Onların da kentin bir köşesinde soluk almalarını, bu muhteşem ve büyülü armoninin lezzetini tatmalarını sağlar fark ettirmeden. İstanbul’un bu zengin ve renkli kültürel dokusuna sığdırılacaklar saymakla bitmez elbette. Roma, Bizans ve Osmanlı İmparatorluklarımın tarihi eserlerine, kentin doğal güzellikleri de eklenince muhteşem bir tablo çıkar ortaya. Avrupa ve Asya’yı ayıran boğazın yukarısına doğru geleneksel ve unutulmaz bir deniz gezisi yapmadan İstanbul Gezisi tamamlanmış sayılmaz.
Büyük bir ihtişam ve saf bir güzellik yansıtan kıyılar, geçmişin ve günümüzün karmaşasını sunar. Yalıların yanında modern oteller, taştan hisarların yanı başında rustik saraylar ve küçük balıkçı köylerinin bitişiğinde şık yapılar birbirinin peşi sıra akar gider… Ya da Bizans döneminde prenslerin sürgün yeri olduğu için Prens Adaları diye de anılan Adalar’a uzanmaktır İstanbul’u keşfetmek. Belki de biraz daha yolu göze alıp, metropolün, karmaşanın dışına çıkıp, İstanbul’un yakın çevresinde bir tur almaktır.

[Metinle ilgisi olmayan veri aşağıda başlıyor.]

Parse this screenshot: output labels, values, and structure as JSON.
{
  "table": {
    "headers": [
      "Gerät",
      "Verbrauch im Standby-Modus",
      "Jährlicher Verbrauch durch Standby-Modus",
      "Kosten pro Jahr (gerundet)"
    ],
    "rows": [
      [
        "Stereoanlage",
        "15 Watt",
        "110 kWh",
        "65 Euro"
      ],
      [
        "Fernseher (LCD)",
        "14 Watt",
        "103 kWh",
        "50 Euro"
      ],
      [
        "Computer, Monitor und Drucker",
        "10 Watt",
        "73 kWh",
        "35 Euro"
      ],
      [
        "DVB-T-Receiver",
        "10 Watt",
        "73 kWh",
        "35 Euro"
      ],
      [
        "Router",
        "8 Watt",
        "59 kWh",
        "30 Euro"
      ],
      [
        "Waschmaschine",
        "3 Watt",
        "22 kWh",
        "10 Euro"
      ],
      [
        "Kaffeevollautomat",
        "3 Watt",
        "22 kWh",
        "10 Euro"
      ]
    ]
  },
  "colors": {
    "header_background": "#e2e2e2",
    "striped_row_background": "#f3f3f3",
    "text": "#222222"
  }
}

Seçenekler neredeyse sonsuz gibidir. Poyrazköy, Riya, Şile, Ağva‘ya uzanıp denizin tadını çıkarabildiğiniz gibi Kemerburgaz ya da Durusu’da doğanın dinginliğine dalabilirsiniz ya da Kilyos’a doğru yol alıp denizin ve güneşin eşliğinde keyifli birkaç saat geçirebilirsiniz. Ya da Karadeniz sahillerine doğru yol alırsanız Kıyıköy…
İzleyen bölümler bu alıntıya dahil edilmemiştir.